Merritt Personal Lines Manual: Chapter 2 Third-Party Administrators
A third-party administrator is a firm which provides administrative services for the insured's employer or other associations having group insurance policies. The third-party administrator acts as a liaison between the insurance company and the insured's employer in matters such as certifying eligibility, preparing reports required by the state and processing claims.
The use of third-party administrators became common in the 1990s, as a result of larger employers self-funding health benefits.
Small employers (usually defined as those with fewer than 20 to 25 employees) have been especially hard hit by increases in health care insurance premiums. Because many group plans are experience rated, small employers see an immediate premium increase whenever claims are particularly high. If the average age of the participants is particularly high or if claims experience is high or if there has been even one long or catastrophic illness in a small employer plan, it can have a devastating effect, making health insurance unaffordable for the whole group.

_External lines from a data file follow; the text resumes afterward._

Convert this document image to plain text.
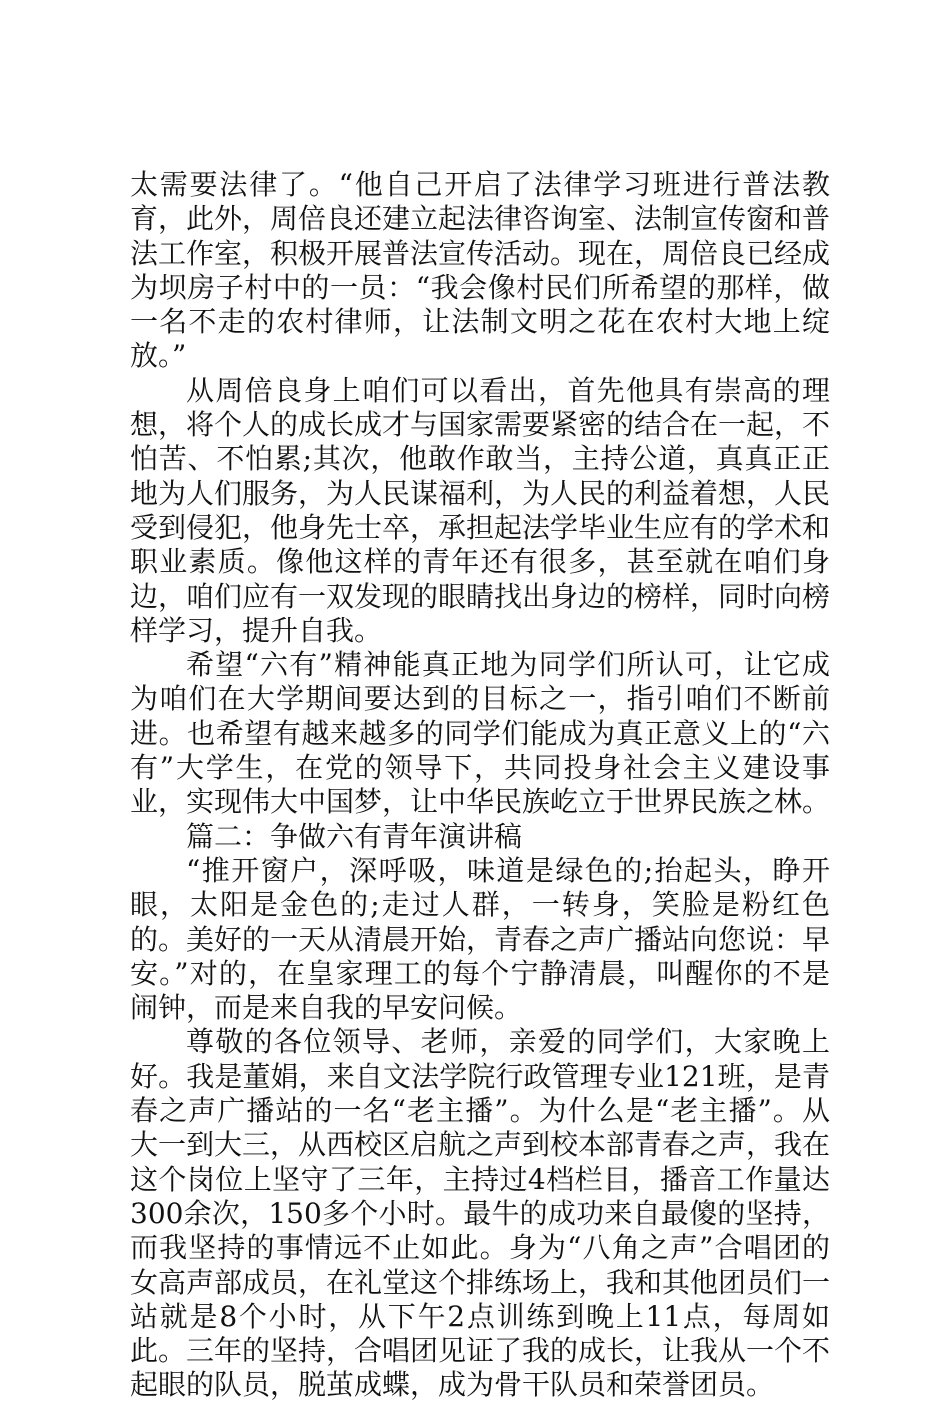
太需要法律了。“他自己开启了法律学习班进行普法教育，此外，周倍良还建立起法律咨询室、法制宣传窗和普法工作室，积极开展普法宣传活动。现在，周倍良已经成为坝房子村中的一员：“我会像村民们所希望的那样，做一名不走的农村律师，让法制文明之花在农村大地上绽放。”

从周倍良身上咱们可以看出，首先他具有崇高的理想，将个人的成长成才与国家需要紧密的结合在一起，不怕苦、不怕累;其次，他敢作敢当，主持公道，真真正正地为人们服务，为人民谋福利，为人民的利益着想，人民受到侵犯，他身先士卒，承担起法学毕业生应有的学术和职业素质。像他这样的青年还有很多，甚至就在咱们身边，咱们应有一双发现的眼睛找出身边的榜样，同时向榜样学习，提升自我。

希望“六有”精神能真正地为同学们所认可，让它成为咱们在大学期间要达到的目标之一，指引咱们不断前进。也希望有越来越多的同学们能成为真正意义上的“六有”大学生，在党的领导下，共同投身社会主义建设事业，实现伟大中国梦，让中华民族屹立于世界民族之林。

篇二：争做六有青年演讲稿

“推开窗户，深呼吸，味道是绿色的;抬起头，睁开眼，太阳是金色的;走过人群，一转身，笑脸是粉红色的。美好的一天从清晨开始，青春之声广播站向您说：早安。”对的，在皇家理工的每个宁静清晨，叫醒你的不是闹钟，而是来自我的早安问候。

尊敬的各位领导、老师，亲爱的同学们，大家晚上好。我是董娟，来自文法学院行政管理专业121班，是青春之声广播站的一名“老主播”。为什么是“老主播”。从大一到大三，从西校区启航之声到校本部青春之声，我在这个岗位上坚守了三年，主持过4档栏目，播音工作量达300余次，150多个小时。最牛的成功来自最傻的坚持，而我坚持的事情远不止如此。身为“八角之声”合唱团的女高声部成员，在礼堂这个排练场上，我和其他团员们一站就是8个小时，从下午2点训练到晚上11点，每周如此。三年的坚持，合唱团见证了我的成长，让我从一个不起眼的队员，脱茧成蝶，成为骨干队员和荣誉团员。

Recent surveys by the Health Insurance Association of America (HIAA) indicate a substantial decline in the number of small firms that are able to offer health coverage to their employees.

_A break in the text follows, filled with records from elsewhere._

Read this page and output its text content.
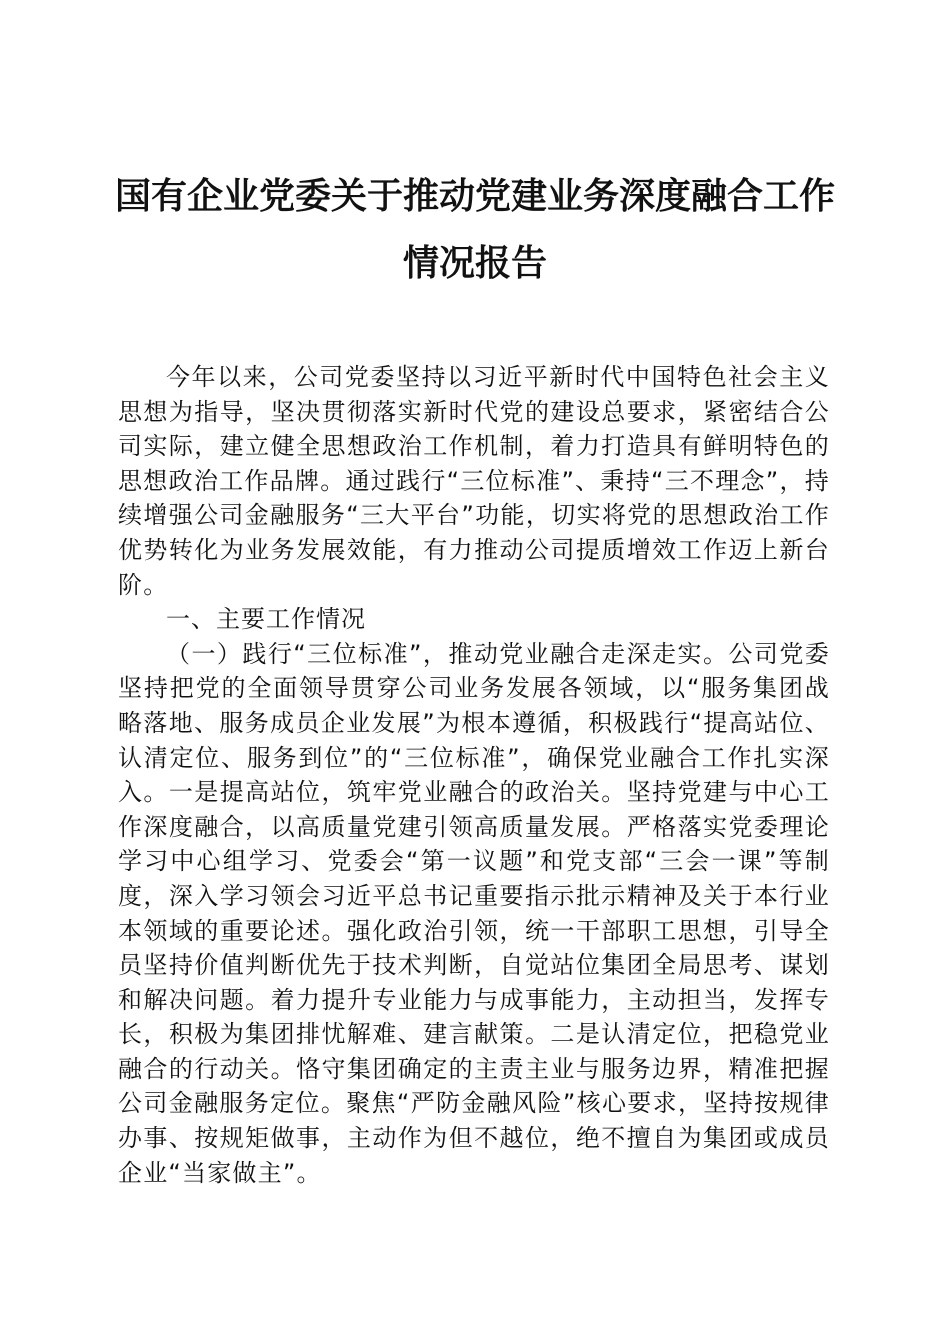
国有企业党委关于推动党建业务深度融合工作
情况报告

今年以来，公司党委坚持以习近平新时代中国特色社会主义思想为指导，坚决贯彻落实新时代党的建设总要求，紧密结合公司实际，建立健全思想政治工作机制，着力打造具有鲜明特色的思想政治工作品牌。通过践行“三位标准”、秉持“三不理念”，持续增强公司金融服务“三大平台”功能，切实将党的思想政治工作优势转化为业务发展效能，有力推动公司提质增效工作迈上新台阶。

一、主要工作情况

（一）践行“三位标准”，推动党业融合走深走实。公司党委坚持把党的全面领导贯穿公司业务发展各领域，以“服务集团战略落地、服务成员企业发展”为根本遵循，积极践行“提高站位、认清定位、服务到位”的“三位标准”，确保党业融合工作扎实深入。一是提高站位，筑牢党业融合的政治关。坚持党建与中心工作深度融合，以高质量党建引领高质量发展。严格落实党委理论学习中心组学习、党委会“第一议题”和党支部“三会一课”等制度，深入学习领会习近平总书记重要指示批示精神及关于本行业本领域的重要论述。强化政治引领，统一干部职工思想，引导全员坚持价值判断优先于技术判断，自觉站位集团全局思考、谋划和解决问题。着力提升专业能力与成事能力，主动担当，发挥专长，积极为集团排忧解难、建言献策。二是认清定位，把稳党业融合的行动关。恪守集团确定的主责主业与服务边界，精准把握公司金融服务定位。聚焦“严防金融风险”核心要求，坚持按规律办事、按规矩做事，主动作为但不越位，绝不擅自为集团或成员企业“当家做主”。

Several states have acted to ensure that health insurance coverages are available at a reasonable cost and under reasonable conditions for small employers. Among the new requirements:
- standard benefit plans that must be offered to small employers;
- maximum waiting periods for pre-existing conditions;
- the insurance company may not exclude particular individuals or medical conditions from coverage;
- insurance companies may only cancel small employer plans for nonpayment of premium, fraud, misrepresentation or noncompliance with plan provisions.